Lalu, hubungannya sama kuliah, apa?
Kuliah adalah salah satu sarana belajar untuk tingkat lanjut setelah SMA.
Pertama-tama, kita harus mengubah dulu pola pikir kita seperti kebanyakan warga Indonesia tercinta ini.

Belajar -> Kuliah -> Belajar -> Kerja -> Uang

Ini adalah suatu pola pikir yang sangat perlu kita pertimbangkan kembali.
Uang itu berasal dari kerja, lalu pekerjaan datangnya dari mana? Kuliah? Belajar?
Kita sudah terprogram dalam pola pikir kita kalau belajar itu untuk bekerja dan menghasilkan uang.
Intinya, belajar itu untuk mencari uang.

Fatal!

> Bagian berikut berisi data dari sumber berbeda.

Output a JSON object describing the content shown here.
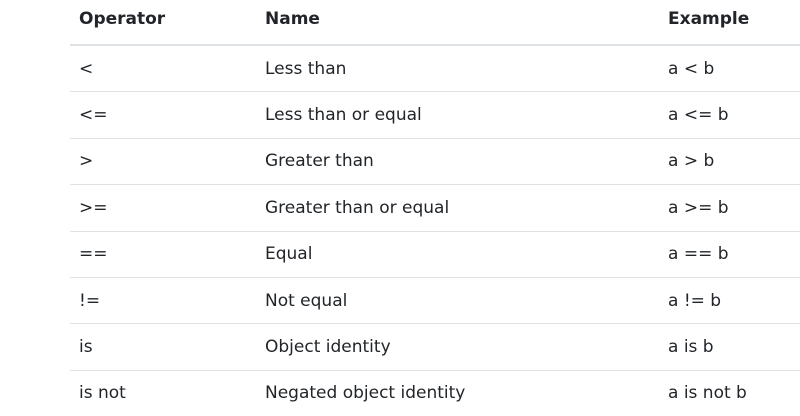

Ini merupakan suatu kesalahan yang sangat fatal dalam pola pikir kita.
Pernah melihat cecak?
Cecak makan apa?
Nyamuk, kan?
Lalu kenapa cecak bisa makan yang bisa terbang sementara cecak sendiri tidak bisa terbang?

Sesungguhnya rezeki tiap manusia itu sudah diatur oleh Yang Maha Pemurah.

Jadi kita tidak perlu panik dengan pekerjaan kita apa jika kita sudah kuliah.
Belajarlah untuk membentuk kepribadian, begitulah yang disampaikan Pak Hardo.
Kepribadian kita tergantung pada apa yang pelajari.
Jika ingin menjadi dokter, jangan pribadi dokter yang baik.
Bukan karena uang.
Jika ingin mempelajari suatu bidang, pelajarilah!
Jangan pernah ragu dan takut tidak mendapat pekerjaan.
Semua rezeki dalam hidup telah di atur, jadi jangan takut.

Mari kita tingkatkan produktivitas negeri ini.
Dengan meningkatkan mutu pendidikan, dimulai dari pola pikir dan keaktivan pribadi pelajar itu sendiri.
Tamat SMA bukanlah akhir dari segalanya.
Tapi adalah awal dari persiapan kita untuk membentuk pribadi yang berguna bagi bangsa dan negara.


(Duh, berasa pidato ya, haha)

credit: thanks to Farhan Mar'i atas foto coret-coret, sorry aku comot gitu aja dari FB, haha.
 
Semoga kita semua menjadi orang yang sukses, forever and beyond.